Our five-year strategic roadmap, Healthy Future 2015, focuses on seven priorities designed for our businesses to achieve the greatest impact, including:

1. Advancing global health.
2. Safeguarding the planet.
3. Supplier sustainability.
4. Engaged, health-conscious employees.
5. Advancing community wellness.
6. Philanthropy measurement.
7. Transparency and collaborations.

All of our work on Earthwards supports Healthy Future 2015.

A bump in the road  

We had one case in which a product went through the Earthwards process, but needed further revamping later. Simponi, a product offered by our pharmaceutical company Janssen, initially used packaging to ship product samples that had room for improvement, and we heard about it from some of our health care customers.

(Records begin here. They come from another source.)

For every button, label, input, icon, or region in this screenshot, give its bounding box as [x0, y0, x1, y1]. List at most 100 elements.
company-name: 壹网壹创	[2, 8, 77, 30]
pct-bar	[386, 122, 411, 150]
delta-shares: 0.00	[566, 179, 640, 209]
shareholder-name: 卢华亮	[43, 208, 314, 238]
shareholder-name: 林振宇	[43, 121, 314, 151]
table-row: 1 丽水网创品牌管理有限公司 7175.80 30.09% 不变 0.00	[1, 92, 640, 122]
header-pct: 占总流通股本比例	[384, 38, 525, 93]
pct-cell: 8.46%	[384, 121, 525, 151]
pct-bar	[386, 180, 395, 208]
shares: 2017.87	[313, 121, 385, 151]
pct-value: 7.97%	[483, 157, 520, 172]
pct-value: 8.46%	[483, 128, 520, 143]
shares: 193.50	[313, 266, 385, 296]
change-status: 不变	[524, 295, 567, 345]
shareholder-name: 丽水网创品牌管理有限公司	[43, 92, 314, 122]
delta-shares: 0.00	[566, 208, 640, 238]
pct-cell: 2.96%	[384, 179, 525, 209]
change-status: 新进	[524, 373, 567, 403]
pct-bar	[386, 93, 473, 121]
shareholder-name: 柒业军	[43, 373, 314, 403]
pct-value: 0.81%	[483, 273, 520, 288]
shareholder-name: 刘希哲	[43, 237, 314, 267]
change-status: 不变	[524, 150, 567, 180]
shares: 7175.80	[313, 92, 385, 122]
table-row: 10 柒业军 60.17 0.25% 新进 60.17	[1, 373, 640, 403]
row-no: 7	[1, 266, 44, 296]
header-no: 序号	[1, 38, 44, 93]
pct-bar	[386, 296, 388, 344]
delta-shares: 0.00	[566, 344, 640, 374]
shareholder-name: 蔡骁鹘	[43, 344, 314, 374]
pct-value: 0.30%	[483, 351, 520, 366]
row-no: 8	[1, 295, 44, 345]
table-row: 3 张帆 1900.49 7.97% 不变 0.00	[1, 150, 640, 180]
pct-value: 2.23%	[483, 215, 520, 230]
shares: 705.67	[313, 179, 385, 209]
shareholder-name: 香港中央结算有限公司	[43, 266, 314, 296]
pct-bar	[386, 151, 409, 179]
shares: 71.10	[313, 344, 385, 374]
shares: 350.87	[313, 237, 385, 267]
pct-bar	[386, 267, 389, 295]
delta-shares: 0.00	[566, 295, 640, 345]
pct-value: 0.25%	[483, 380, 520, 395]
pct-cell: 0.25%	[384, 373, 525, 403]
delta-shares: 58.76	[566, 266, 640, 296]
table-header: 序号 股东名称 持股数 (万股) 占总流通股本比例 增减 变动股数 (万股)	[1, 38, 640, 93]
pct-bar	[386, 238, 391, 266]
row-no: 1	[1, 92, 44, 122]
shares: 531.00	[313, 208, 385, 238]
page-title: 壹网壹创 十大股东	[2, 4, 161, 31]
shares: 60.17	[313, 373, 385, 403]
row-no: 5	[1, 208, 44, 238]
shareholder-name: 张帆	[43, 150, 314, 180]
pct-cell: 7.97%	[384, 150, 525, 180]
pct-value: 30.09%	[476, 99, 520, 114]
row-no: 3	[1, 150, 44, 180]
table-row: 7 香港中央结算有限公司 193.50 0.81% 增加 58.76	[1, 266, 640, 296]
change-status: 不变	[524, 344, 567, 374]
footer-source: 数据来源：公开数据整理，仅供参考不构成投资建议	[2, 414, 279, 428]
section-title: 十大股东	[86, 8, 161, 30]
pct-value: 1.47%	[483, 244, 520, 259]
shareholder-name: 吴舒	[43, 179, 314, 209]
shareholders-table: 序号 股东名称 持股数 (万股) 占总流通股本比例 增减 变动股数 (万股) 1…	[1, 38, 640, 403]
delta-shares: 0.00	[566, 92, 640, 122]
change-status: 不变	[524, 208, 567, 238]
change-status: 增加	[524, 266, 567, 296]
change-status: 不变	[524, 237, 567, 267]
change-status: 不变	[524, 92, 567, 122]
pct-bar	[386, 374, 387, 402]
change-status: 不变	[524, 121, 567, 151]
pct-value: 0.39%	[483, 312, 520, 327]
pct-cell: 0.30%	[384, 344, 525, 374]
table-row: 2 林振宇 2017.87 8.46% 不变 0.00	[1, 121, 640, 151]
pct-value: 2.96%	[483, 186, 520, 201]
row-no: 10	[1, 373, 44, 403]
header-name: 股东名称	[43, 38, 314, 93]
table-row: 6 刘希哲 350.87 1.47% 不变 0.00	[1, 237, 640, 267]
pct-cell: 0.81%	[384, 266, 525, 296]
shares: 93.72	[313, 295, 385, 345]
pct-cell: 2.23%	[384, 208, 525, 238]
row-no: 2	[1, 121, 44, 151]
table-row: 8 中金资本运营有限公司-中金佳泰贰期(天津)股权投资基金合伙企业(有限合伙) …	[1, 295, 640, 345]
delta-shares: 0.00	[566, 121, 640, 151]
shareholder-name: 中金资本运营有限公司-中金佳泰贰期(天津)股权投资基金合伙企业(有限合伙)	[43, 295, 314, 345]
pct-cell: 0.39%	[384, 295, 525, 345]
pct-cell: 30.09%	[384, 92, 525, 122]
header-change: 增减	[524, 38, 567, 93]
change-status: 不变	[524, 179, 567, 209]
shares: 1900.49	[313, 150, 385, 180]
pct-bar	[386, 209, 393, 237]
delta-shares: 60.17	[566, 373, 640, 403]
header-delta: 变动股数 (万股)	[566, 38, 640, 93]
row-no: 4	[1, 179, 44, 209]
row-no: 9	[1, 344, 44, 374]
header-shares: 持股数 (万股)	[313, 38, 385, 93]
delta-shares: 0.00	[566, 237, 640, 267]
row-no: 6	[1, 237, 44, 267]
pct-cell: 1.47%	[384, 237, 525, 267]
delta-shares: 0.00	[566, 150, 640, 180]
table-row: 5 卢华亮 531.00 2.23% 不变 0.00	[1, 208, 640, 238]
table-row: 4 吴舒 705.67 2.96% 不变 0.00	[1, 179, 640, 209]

The original packaging we used to ship samples to rheumatologists included large single-use foam containers with cooling packs to maintain proper temperature. We got some unfiltered feedback, which we heard loud and clear: "Your insulated box was not big enough! Please send a Volkswagen-sized box next time."

Our team took this feedback to heart and revamped the packaging by using a greener shipping box that was a fraction of the size of the foam shipper and 50 percent lighter than the original packaging. The container can be reused up to 100 times, uses USA-certified, bio-based cooling materials, and can be 100 percent recycled at the end of its life. The new shipper also helps prevent the disposal of more than 99,000 cubic feet of foam annually. Now, our customers receive a smaller, more convenient package that saves them space and the cost of disposing of the shipping packaging.

Environmental and social benefits

Through Earthwards, we also support social initiatives and help communities around the globe. A great example of this is our o.b. tampons line in Europe. Not only do we use 15 percent more sustainable packaging materials than the previous version of the product, it uses 100 percent renewable energy in the product manufacturing process. Additionally, the product sales support community health education programs in Germany.

Another example is our Band-Aid Brand Adhesive Bandages. We achieved a more than 10 percent reduction in secondary packaging and 20 percent weight reduction of tertiary packaging. The manufacturing process now requires 30 percent less energy compared to the previous process and we work with socially responsible local Brazilian cooperatives to produce recycled paper for the product.